|
Posted by harryfmudd [AT] comcast [DOT] on December 9, 2006, 2:43 pm
Please log in for more thread options
harryfmudd [AT] comcast [DOT] net wrote:
> Al wrote:
>
>> Hi,
>> Any suggestions for handling Asian characters from the original Excel?
>> Perl's binmode setting helps to support accented characters fine.. but
>> when you go beyond the 256 bits.. seems that the Spreadsheet::Read Perl
>> module may have no way of knowing what Excel's encoding is.
>>
>> I'd like to input an excel that has Asian characters, process with
>> perl, and then write a csv or xml file (utf-8 encoded) with proper
>> Asian content.
>>
>> A
>
>
> I'm not an expert on non-ASCII character sets, so the following is
> somewhat provisional.
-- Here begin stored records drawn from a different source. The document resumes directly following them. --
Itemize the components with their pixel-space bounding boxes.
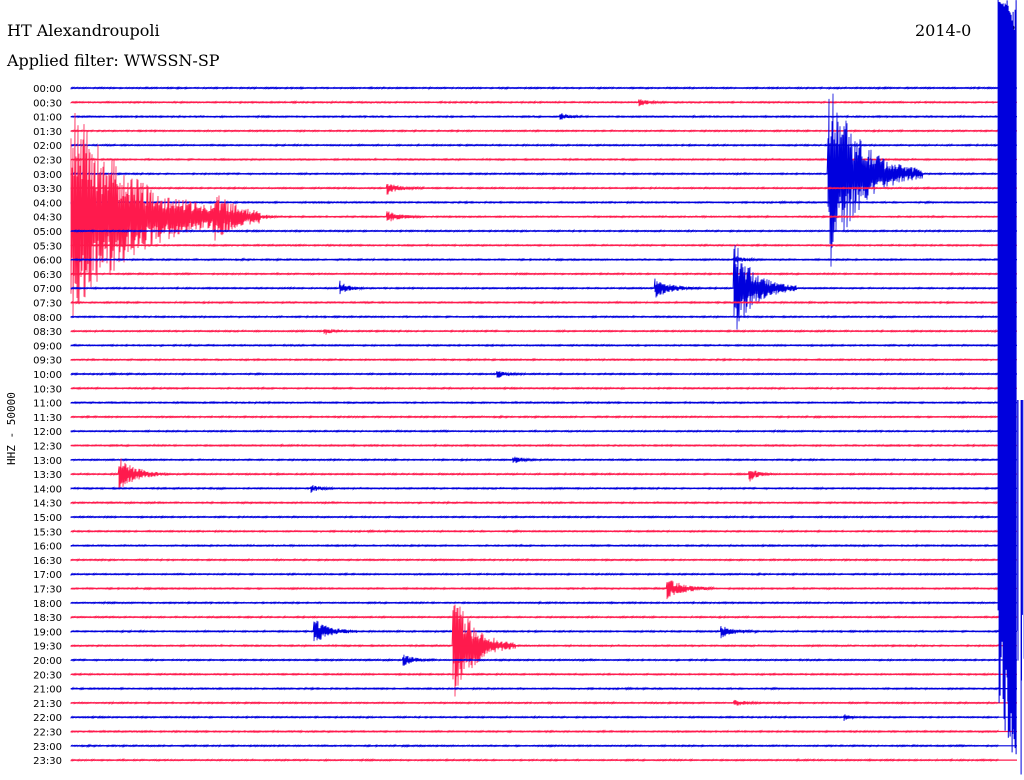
tick-label-2100: 21:00 — [33, 685, 62, 696]
tick-label-0000: 00:00 — [33, 84, 62, 95]
date-label-start: 2014-0 — [915, 21, 971, 40]
tick-label-1530: 15:30 — [33, 527, 62, 538]
tick-label-1130: 11:30 — [33, 413, 62, 424]
tick-label-2300: 23:00 — [33, 742, 62, 753]
tick-label-0130: 01:30 — [33, 127, 62, 138]
tick-label-0230: 02:30 — [33, 156, 62, 167]
filter-label: Applied filter: WWSSN-SP — [6, 51, 220, 70]
tick-label-1730: 17:30 — [33, 585, 62, 596]
tick-label-2130: 21:30 — [33, 699, 62, 710]
tick-label-0530: 05:30 — [33, 241, 62, 252]
tick-label-1200: 12:00 — [33, 427, 62, 438]
tick-label-1400: 14:00 — [33, 484, 62, 495]
tick-label-1030: 10:30 — [33, 384, 62, 395]
tick-label-0500: 05:00 — [33, 227, 62, 238]
tick-label-1830: 18:30 — [33, 613, 62, 624]
tick-label-2200: 22:00 — [33, 713, 62, 724]
tick-label-1430: 14:30 — [33, 499, 62, 510]
tick-label-1230: 12:30 — [33, 442, 62, 453]
tick-label-1500: 15:00 — [33, 513, 62, 524]
helicorder-plot: HT Alexandroupoli Applied filter: WWSSN-… — [0, 0, 1024, 780]
tick-label-0630: 06:30 — [33, 270, 62, 281]
station-title: HT Alexandroupoli — [7, 21, 160, 40]
tick-label-0200: 02:00 — [33, 141, 62, 152]
tick-label-0900: 09:00 — [33, 341, 62, 352]
tick-label-0730: 07:30 — [33, 299, 62, 310]
tick-label-0830: 08:30 — [33, 327, 62, 338]
tick-label-1700: 17:00 — [33, 570, 62, 581]
tick-label-2330: 23:30 — [33, 756, 62, 767]
tick-label-0300: 03:00 — [33, 170, 62, 181]
tick-label-1000: 10:00 — [33, 370, 62, 381]
tick-label-2230: 22:30 — [33, 728, 62, 739]
channel-label: HHZ - 50000 — [5, 392, 18, 465]
tick-label-0430: 04:30 — [33, 213, 62, 224]
tick-label-1600: 16:00 — [33, 542, 62, 553]
tick-label-0030: 00:30 — [33, 98, 62, 109]
tick-label-0100: 01:00 — [33, 113, 62, 124]
tick-label-0330: 03:30 — [33, 184, 62, 195]
tick-label-1100: 11:00 — [33, 399, 62, 410]
tick-label-0800: 08:00 — [33, 313, 62, 324]
tick-label-1330: 13:30 — [33, 470, 62, 481]
tick-label-0400: 04:00 — [33, 198, 62, 209]
tick-label-1800: 18:00 — [33, 599, 62, 610]
tick-label-0700: 07:00 — [33, 284, 62, 295]
tick-label-1900: 19:00 — [33, 627, 62, 638]
tick-label-2000: 20:00 — [33, 656, 62, 667]
tick-label-1300: 13:00 — [33, 456, 62, 467]
tick-label-1930: 19:30 — [33, 642, 62, 653]
tick-label-1630: 16:30 — [33, 556, 62, 567]
tick-label-2030: 20:30 — [33, 670, 62, 681]
tick-label-0600: 06:00 — [33, 256, 62, 267]
tick-label-0930: 09:30 — [33, 356, 62, 367]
But the thread has been fallow for about a day and
> a half, and I figure if I say something horribly wrong someone will jump
> at the opportunity to correct me.
>
> Anyhow, this is what I _think_ the situation is.
>
> I've never used Spreadsheet::Read, but the docs look like it's an
> umbrella module, and under the hood it selects the correct module to
> read the spreadsheet you gave it. The docs also seem to say that for
> Excel it's Spreadsheet::ParseExcel.
>
> Spreadsheet::ParseExcel apparantly will take a filehandle instead of a
> spreadsheet name, giving you the opportunity to set the encoding you
> want when you open the input file or when you binmode() it. See the docs
> for Encode::PerlIO.
>
> I could have sworn I saw documentation somewhere in the Encode-related
> modules for a subroutine that would try to guess the encoding of a chunk
> of text, but at the moment I can't find it.
>
> Tom Wyant
It's Encode::Guess. Duh.
Tom Wyant
|